Quem é a secretária de Saúde de Palmas presa em investigação sobre contrato milionário das UPAs com a Santa Casa de Itatiba

12 de junho de 2026

A secretária municipal de Saúde de Palmas (TO), Dhieine Caminski, foi presa preventivamente durante uma nova fase da Operação Falsa Emergência, conduzida pela Polícia Civil do Tocantins para apurar supostas irregularidades no processo de terceirização da gestão das Unidades de Pronto Atendimento (UPAs) Norte e Sul da capital. A investigação tem como foco o contrato de aproximadamente R$ 139 milhões firmado entre a prefeitura e a Irmandade da Santa Casa de Misericórdia de Itatiba, no interior de São Paulo.

Dhieine é enfermeira de formação e assumiu a Secretaria Municipal de Saúde de Palmas na atual gestão.
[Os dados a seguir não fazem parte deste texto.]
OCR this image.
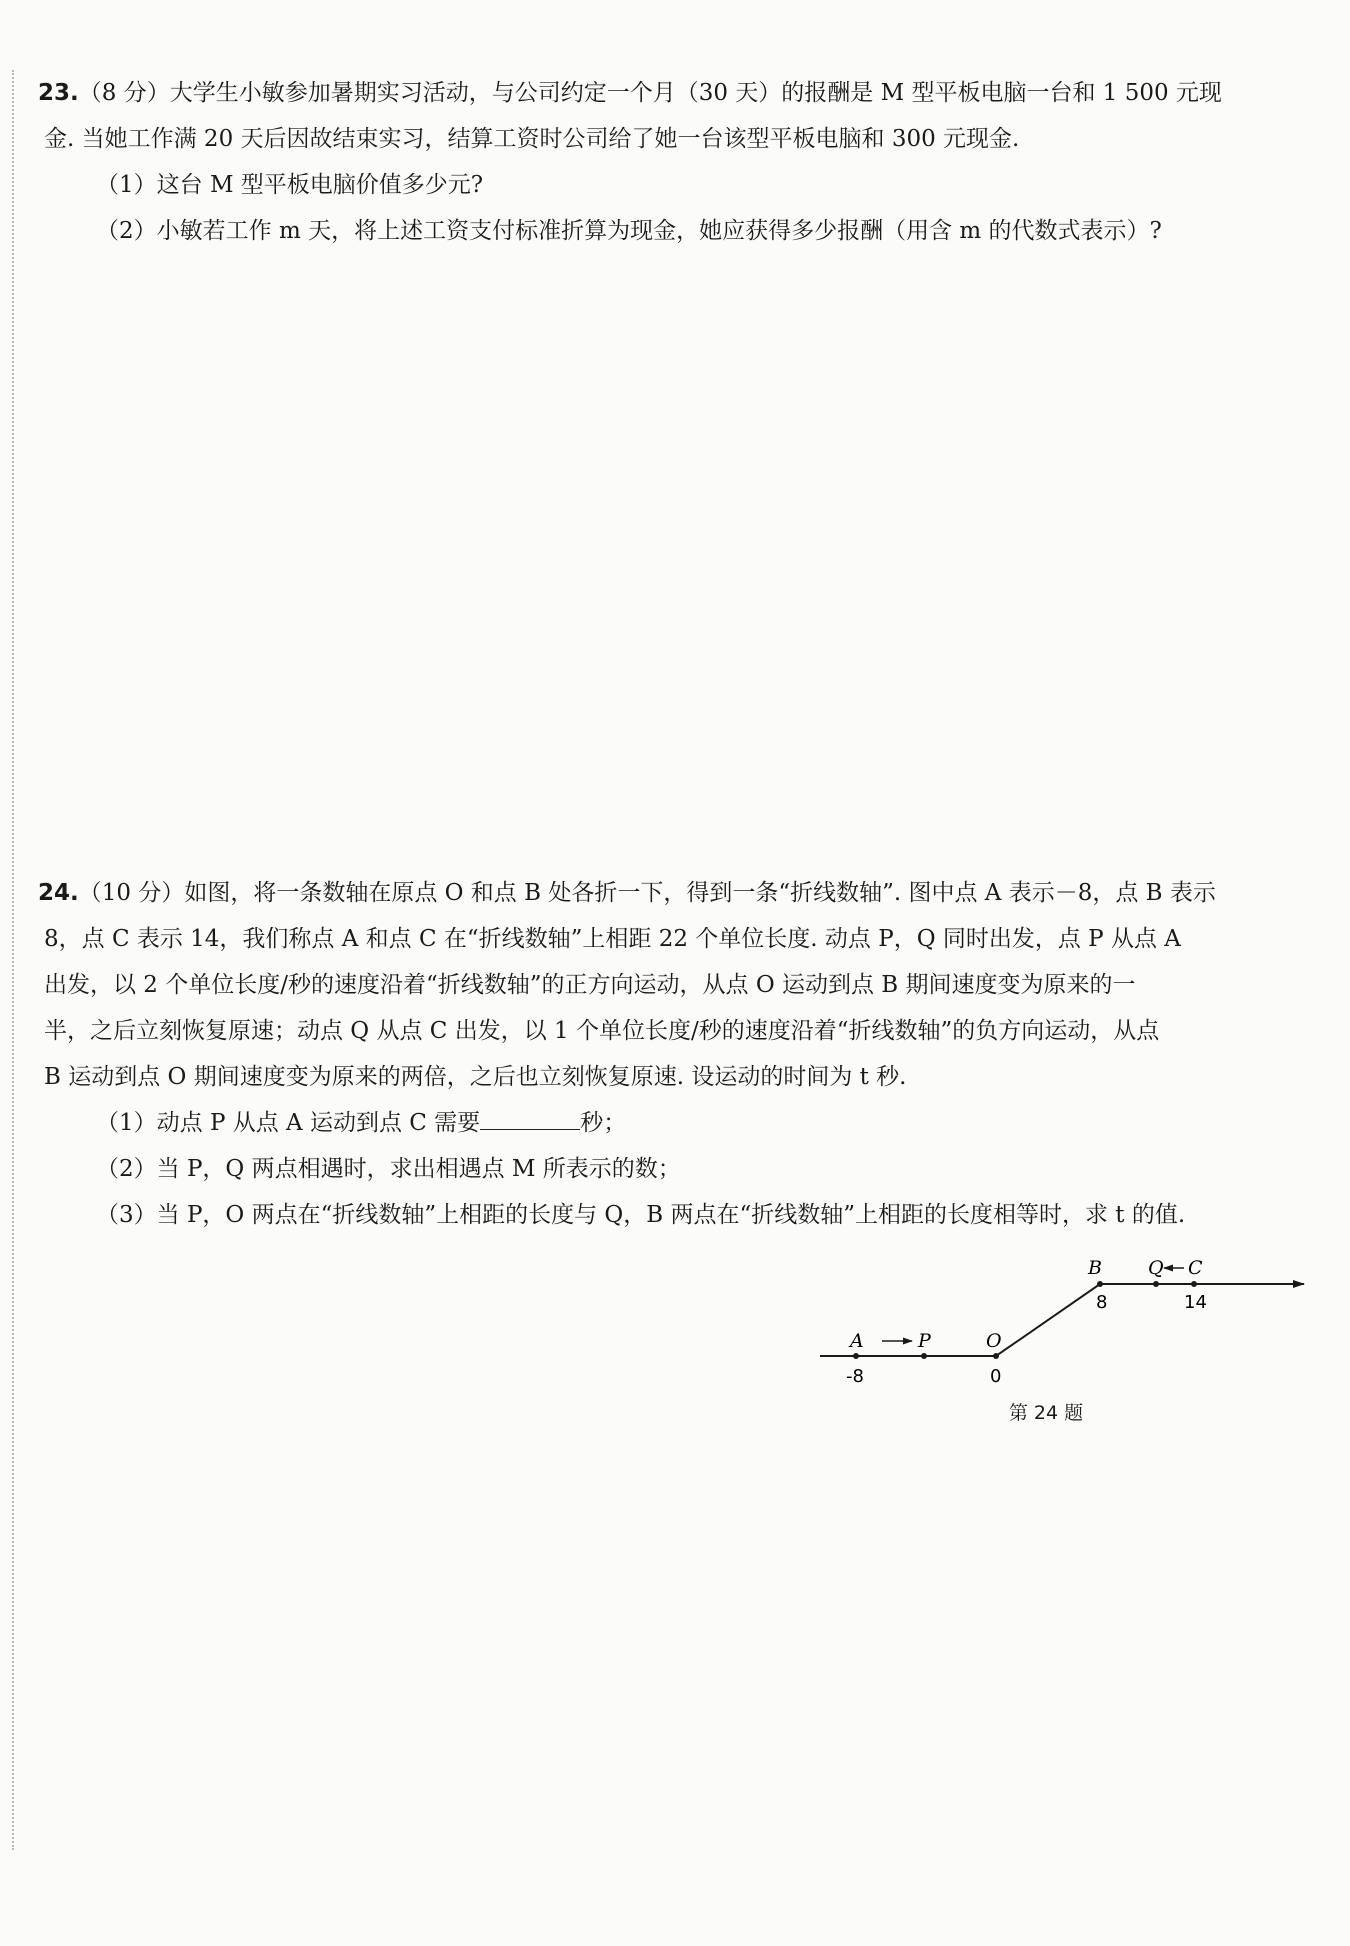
23.（8 分）大学生小敏参加暑期实习活动，与公司约定一个月（30 天）的报酬是 M 型平板电脑一台和 1 500 元现

金. 当她工作满 20 天后因故结束实习，结算工资时公司给了她一台该型平板电脑和 300 元现金.

（1）这台 M 型平板电脑价值多少元?

（2）小敏若工作 m 天，将上述工资支付标准折算为现金，她应获得多少报酬（用含 m 的代数式表示）?

24.（10 分）如图，将一条数轴在原点 O 和点 B 处各折一下，得到一条“折线数轴”. 图中点 A 表示－8，点 B 表示

8，点 C 表示 14，我们称点 A 和点 C 在“折线数轴”上相距 22 个单位长度. 动点 P，Q 同时出发，点 P 从点 A

出发，以 2 个单位长度/秒的速度沿着“折线数轴”的正方向运动，从点 O 运动到点 B 期间速度变为原来的一

半，之后立刻恢复原速；动点 Q 从点 C 出发，以 1 个单位长度/秒的速度沿着“折线数轴”的负方向运动，从点

B 运动到点 O 期间速度变为原来的两倍，之后也立刻恢复原速. 设运动的时间为 t 秒.

（1）动点 P 从点 A 运动到点 C 需要	秒；

（2）当 P，Q 两点相遇时，求出相遇点 M 所表示的数；

（3）当 P，O 两点在“折线数轴”上相距的长度与 Q，B 两点在“折线数轴”上相距的长度相等时，求 t 的值.

A	P	O
B Q C
-8	0
8	14
第 24 题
Antes de ocupar o cargo, atuou em diferentes funções na área da saúde pública e passou a integrar a equipe responsável pela reorganização dos serviços municipais. Como titular da pasta, esteve à frente das discussões que culminaram na terceirização da administração das duas UPAs da capital tocantinense.
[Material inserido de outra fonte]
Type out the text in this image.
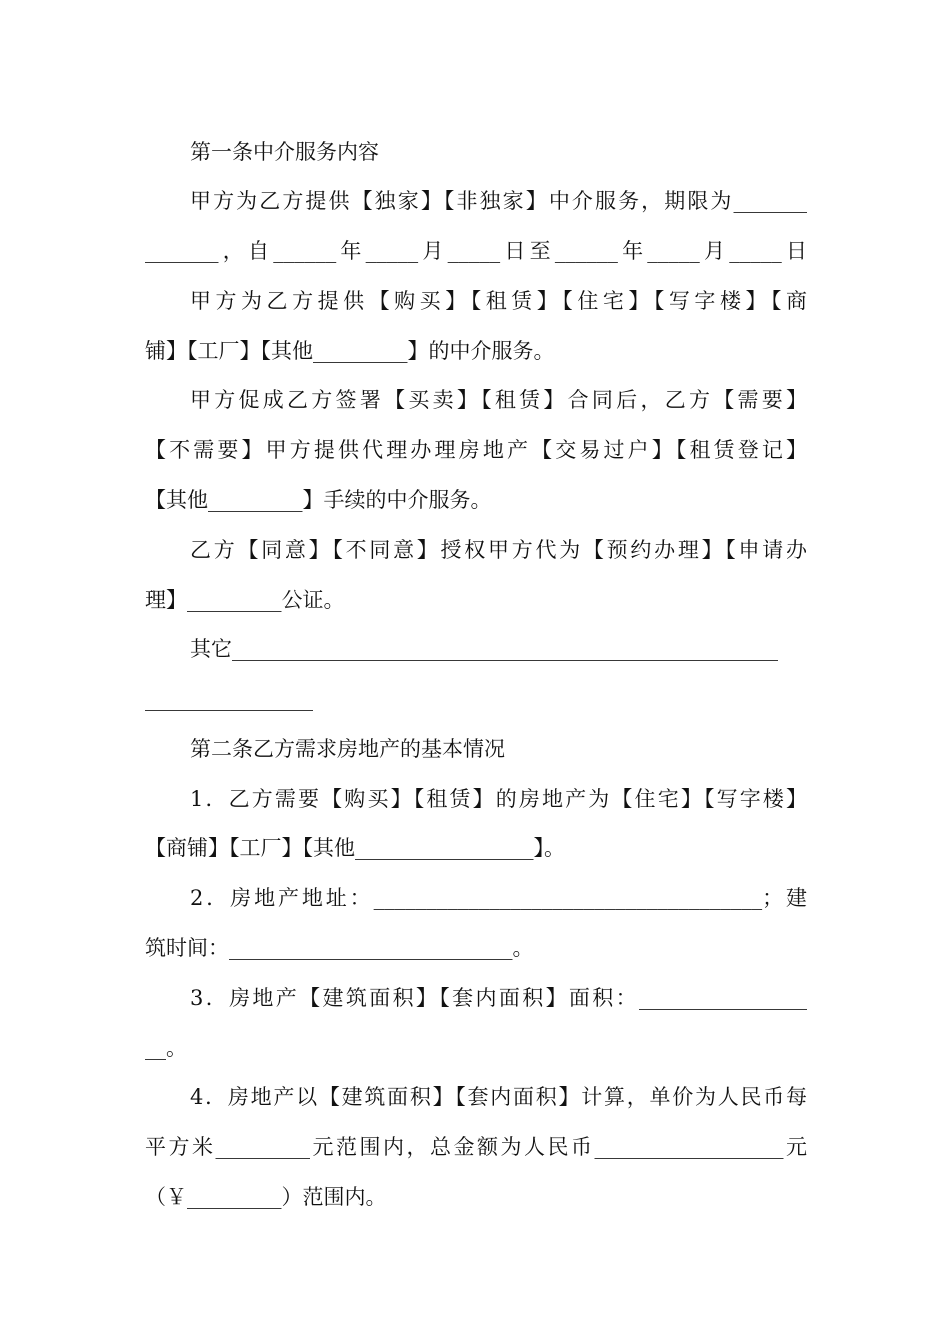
第一条中介服务内容
甲方为乙方提供【独家】【非独家】中介服务，期限为_______
_______，自______年_____月_____日至______年_____月_____日
甲方为乙方提供【购买】【租赁】【住宅】【写字楼】【商
铺】【工厂】【其他_________】的中介服务。
甲方促成乙方签署【买卖】【租赁】合同后，乙方【需要】
【不需要】甲方提供代理办理房地产【交易过户】【租赁登记】
【其他_________】手续的中介服务。
乙方【同意】【不同意】授权甲方代为【预约办理】【申请办
理】_________公证。
其它____________________________________________________
________________
第二条乙方需求房地产的基本情况
1．乙方需要【购买】【租赁】的房地产为【住宅】【写字楼】
【商铺】【工厂】【其他_________________】。
2．房地产地址：_____________________________________；建
筑时间：___________________________。
3．房地产【建筑面积】【套内面积】面积：________________
__。
4．房地产以【建筑面积】【套内面积】计算，单价为人民币每
平方米_________元范围内，总金额为人民币__________________元
（￥_________）范围内。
Segundo a decisão judicial, a prisão da secretária foi decretada por conveniência da instrução criminal, diante da suspeita de que sua permanência no cargo poderia interferir no andamento das investigações. Além dela, também foi preso o superintendente de Atenção à Saúde, Andreis Vicente da Costa. Já Cláudia Fernanda Cândido da Silva, apontada como representante da Santa Casa de Itatiba e uma das articuladoras do contrato, não foi localizada pelas autoridades e passou a ser considerada foragida.

As investigações tiveram início em maio deste ano, quando agentes da Delegacia Especializada de Combate à Corrupção (Decor) cumpriram mandados de busca e apreensão relacionados ao processo de contratação da entidade de Itatiba. A Polícia Civil afirma ter encontrado indícios de falsidade ideológica e possíveis inserções irregulares de informações em documentos administrativos que teriam sido utilizados para justificar a contratação da organização sem fins lucrativos.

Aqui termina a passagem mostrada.